Healthier Peanut Butter Chocolate Chip Cookies

Recipe: Healthier Peanut Butter Chocolate Chip Cookies

My friend Annette shared these on her Facebook page and I made them right away. Success! 

Preheat oven to 350 degrees. 

Ingredients:

  • 1 1/4 cups canned chickpeas, well-rinsed and patted dry with a paper towel - I  put mine in a strainer to rinse/dry
  • 2 teaspoons vanilla
  • 1/2 cup + 2 tablespoons (165 grams) natural-style peanut butter (mass market peanut butter like Skippy's will make them come out oily)
  • 1/4 cup (80 grams) honey (or agave?)
  • 1 teaspoon baking powder
  • a pinch of salt if your peanut butter is salt free
  • 1/2 cup chocolate chips (sometimes I use mini chocolate chips, but the big ones worked best here)

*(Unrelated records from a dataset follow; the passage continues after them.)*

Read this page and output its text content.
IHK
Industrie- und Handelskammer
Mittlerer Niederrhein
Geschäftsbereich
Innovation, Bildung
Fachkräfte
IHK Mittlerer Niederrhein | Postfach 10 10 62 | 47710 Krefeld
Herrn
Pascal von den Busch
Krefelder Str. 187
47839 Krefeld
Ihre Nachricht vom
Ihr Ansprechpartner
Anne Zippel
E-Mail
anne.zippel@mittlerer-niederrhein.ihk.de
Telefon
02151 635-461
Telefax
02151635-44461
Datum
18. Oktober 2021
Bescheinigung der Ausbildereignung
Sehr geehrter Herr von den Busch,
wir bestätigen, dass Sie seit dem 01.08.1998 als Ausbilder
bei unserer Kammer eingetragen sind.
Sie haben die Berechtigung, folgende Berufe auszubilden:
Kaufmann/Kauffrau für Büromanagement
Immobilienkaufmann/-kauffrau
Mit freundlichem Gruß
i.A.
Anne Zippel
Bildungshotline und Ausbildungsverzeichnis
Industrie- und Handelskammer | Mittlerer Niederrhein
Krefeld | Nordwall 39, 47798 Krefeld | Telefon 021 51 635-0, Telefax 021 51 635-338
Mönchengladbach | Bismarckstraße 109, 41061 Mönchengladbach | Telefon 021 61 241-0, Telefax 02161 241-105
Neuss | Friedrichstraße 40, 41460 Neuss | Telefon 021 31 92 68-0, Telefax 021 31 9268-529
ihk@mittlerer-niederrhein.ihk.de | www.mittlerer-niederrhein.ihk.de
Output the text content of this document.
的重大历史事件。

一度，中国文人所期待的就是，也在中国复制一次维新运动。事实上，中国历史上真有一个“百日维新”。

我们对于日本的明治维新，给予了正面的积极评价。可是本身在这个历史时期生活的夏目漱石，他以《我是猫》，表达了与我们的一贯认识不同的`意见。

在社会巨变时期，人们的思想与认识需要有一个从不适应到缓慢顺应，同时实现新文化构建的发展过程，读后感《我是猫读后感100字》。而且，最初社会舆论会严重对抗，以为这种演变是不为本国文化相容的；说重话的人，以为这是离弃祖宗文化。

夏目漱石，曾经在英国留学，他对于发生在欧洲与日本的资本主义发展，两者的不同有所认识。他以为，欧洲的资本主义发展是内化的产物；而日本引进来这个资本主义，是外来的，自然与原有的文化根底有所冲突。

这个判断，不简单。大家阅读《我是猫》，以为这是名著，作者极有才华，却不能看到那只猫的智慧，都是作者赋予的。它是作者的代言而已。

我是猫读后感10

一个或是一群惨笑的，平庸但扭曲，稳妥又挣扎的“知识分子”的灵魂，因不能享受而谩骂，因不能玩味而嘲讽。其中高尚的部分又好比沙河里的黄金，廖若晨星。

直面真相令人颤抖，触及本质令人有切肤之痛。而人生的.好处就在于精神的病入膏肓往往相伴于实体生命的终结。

The chickpeas serve as "flour" and have a very subtle flavor so they work well with combined with other ingredients, even in a sweet recipe. Combine all  ingredients except for the chocolate chips in a food processor and process until very smooth. Scrape as needed to include any little chunks of chickpeas and process till combined.

Pulse or mix in the chocolate chips (but don't chop them). The mixture will be very thick and sticky.

Wet hands and form into cookie-sized balls. Place onto a parchment paper-covered cookie sheet. Press down slightly on the balls; they don’t do much rising. Bake for about 12 minutes.